The next day we baked. Within minutes, we sold all the cookies to the neighbors. When the profits were divided, each girl got 7 rand (about 66 cents).

"I'm used to making a bit more than this," Sophia confided to her father.

"Then," he announced to all, "I will get you a stand at the farmers' market."

The girls whooped. I began to mutter: "Now don't be disappointed if it doesn't work. You can't just show up at the market and get a stall. Not many people buy desserts first thing in the morning. It's forecast to rain, and it will be quiet."

We spent the good part of Friday night baking – brownies, this time. I spent the bad part of Friday night slicing and packaging brownies and cleaning the kitchen.

On Saturday morning, the girls and their dads set off at 6. At 7:30 they returned. It was cold and raining; I knew it would never work.

"Sold out!" my daughter cheered from the car. "We were sold out!"

"How did you even get in in the first place?" I asked.

"Your brother talked and laughed," my husband replied. "The girls talked and smiled, and the next thing we knew, we were in and sold out."

I looked at my husband. There was something wrong with his voice. And he was beaming dangerously.

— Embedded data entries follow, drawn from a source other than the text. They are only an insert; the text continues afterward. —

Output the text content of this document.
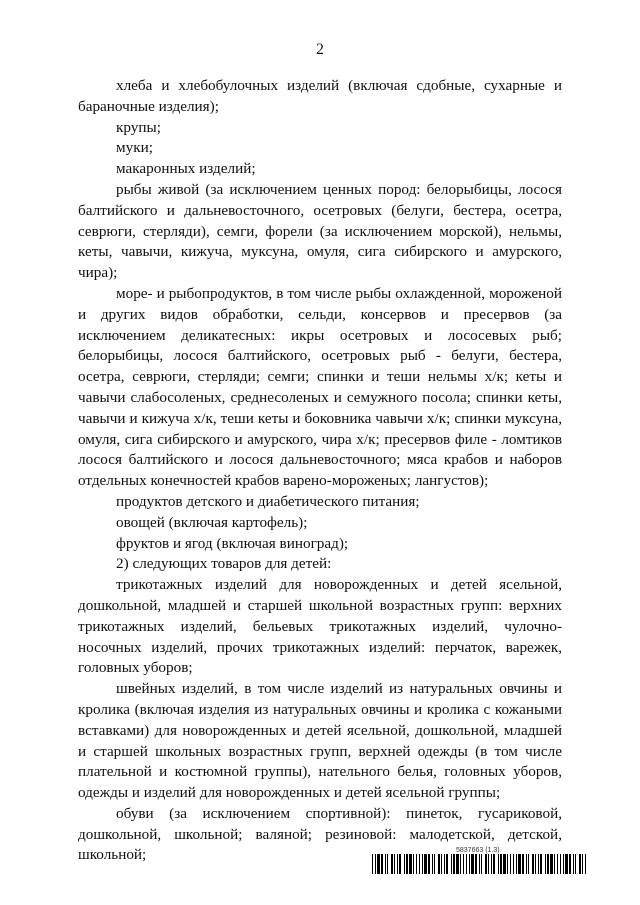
2

хлеба и хлебобулочных изделий (включая сдобные, сухарные и бараночные изделия);

крупы;

муки;

макаронных изделий;

рыбы живой (за исключением ценных пород: белорыбицы, лосося балтийского и дальневосточного, осетровых (белуги, бестера, осетра, севрюги, стерляди), семги, форели (за исключением морской), нельмы, кеты, чавычи, кижуча, муксуна, омуля, сига сибирского и амурского, чира);

море- и рыбопродуктов, в том числе рыбы охлажденной, мороженой и других видов обработки, сельди, консервов и пресервов (за исключением деликатесных: икры осетровых и лососевых рыб; белорыбицы, лосося балтийского, осетровых рыб - белуги, бестера, осетра, севрюги, стерляди; семги; спинки и теши нельмы х/к; кеты и чавычи слабосоленых, среднесоленых и семужного посола; спинки кеты, чавычи и кижуча х/к, теши кеты и боковника чавычи х/к; спинки муксуна, омуля, сига сибирского и амурского, чира х/к; пресервов филе - ломтиков лосося балтийского и лосося дальневосточного; мяса крабов и наборов отдельных конечностей крабов варено-мороженых; лангустов);

продуктов детского и диабетического питания;

овощей (включая картофель);

фруктов и ягод (включая виноград);

2) следующих товаров для детей:

трикотажных изделий для новорожденных и детей ясельной, дошкольной, младшей и старшей школьной возрастных групп: верхних трикотажных изделий, бельевых трикотажных изделий, чулочно-носочных изделий, прочих трикотажных изделий: перчаток, варежек, головных уборов;

швейных изделий, в том числе изделий из натуральных овчины и кролика (включая изделия из натуральных овчины и кролика с кожаными вставками) для новорожденных и детей ясельной, дошкольной, младшей и старшей школьных возрастных групп, верхней одежды (в том числе плательной и костюмной группы), нательного белья, головных уборов, одежды и изделий для новорожденных и детей ясельной группы;

обуви (за исключением спортивной): пинеток, гусариковой, дошкольной, школьной; валяной; резиновой: малодетской, детской, школьной;	5837663 (1.3)
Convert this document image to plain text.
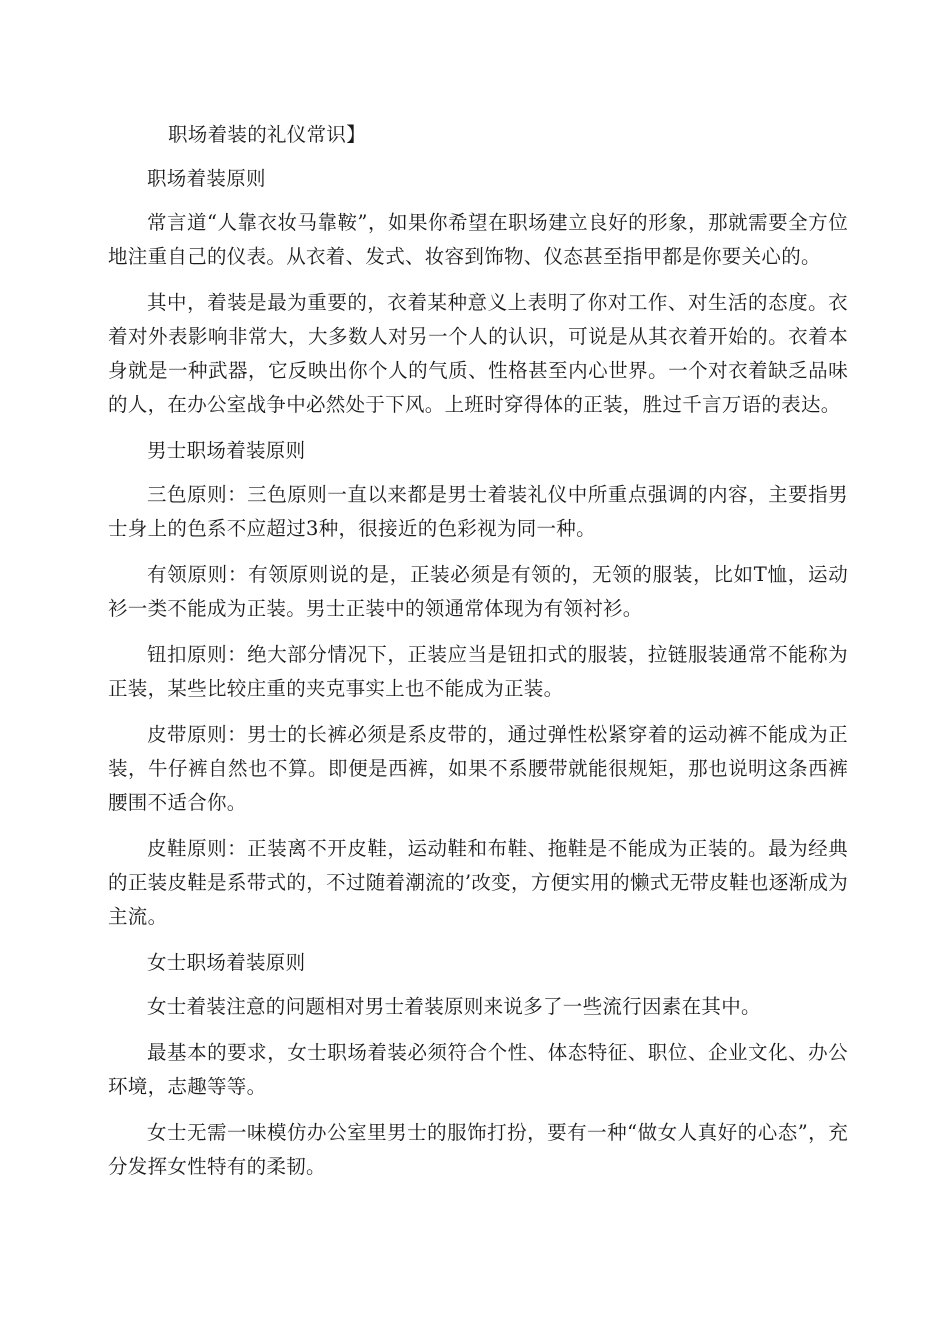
职场着装的礼仪常识】

职场着装原则

常言道“人靠衣妆马靠鞍”，如果你希望在职场建立良好的形象，那就需要全方位地注重自己的仪表。从衣着、发式、妆容到饰物、仪态甚至指甲都是你要关心的。

其中，着装是最为重要的，衣着某种意义上表明了你对工作、对生活的态度。衣着对外表影响非常大，大多数人对另一个人的认识，可说是从其衣着开始的。衣着本身就是一种武器，它反映出你个人的气质、性格甚至内心世界。一个对衣着缺乏品味的人，在办公室战争中必然处于下风。上班时穿得体的正装，胜过千言万语的表达。

男士职场着装原则

三色原则：三色原则一直以来都是男士着装礼仪中所重点强调的内容，主要指男士身上的色系不应超过3种，很接近的色彩视为同一种。

有领原则：有领原则说的是，正装必须是有领的，无领的服装，比如T恤，运动衫一类不能成为正装。男士正装中的领通常体现为有领衬衫。

钮扣原则：绝大部分情况下，正装应当是钮扣式的服装，拉链服装通常不能称为正装，某些比较庄重的夹克事实上也不能成为正装。

皮带原则：男士的长裤必须是系皮带的，通过弹性松紧穿着的运动裤不能成为正装，牛仔裤自然也不算。即便是西裤，如果不系腰带就能很规矩，那也说明这条西裤腰围不适合你。

皮鞋原则：正装离不开皮鞋，运动鞋和布鞋、拖鞋是不能成为正装的。最为经典的正装皮鞋是系带式的，不过随着潮流的’改变，方便实用的懒式无带皮鞋也逐渐成为主流。

女士职场着装原则

女士着装注意的问题相对男士着装原则来说多了一些流行因素在其中。

最基本的要求，女士职场着装必须符合个性、体态特征、职位、企业文化、办公环境，志趣等等。

女士无需一味模仿办公室里男士的服饰打扮，要有一种“做女人真好的心态”，充分发挥女性特有的柔韧。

He had always been a sensible man, a realist. He was the one who had sat me down to listen to Alain de Botton's secular sermon on pessimism. He was the one who had said the problem with the West is our can-do attitude, and then when we "can't do," we feel let down. He was the one who had agreed with my dad that pessimists are stable because they are never disappointed.

He wouldn't switch sides now, would he? Surely not. Not over one little paltry optimist's success.

Later, somewhere in the distance, like a tolling bell, I heard his words: "Lael, should we do this every Saturday?"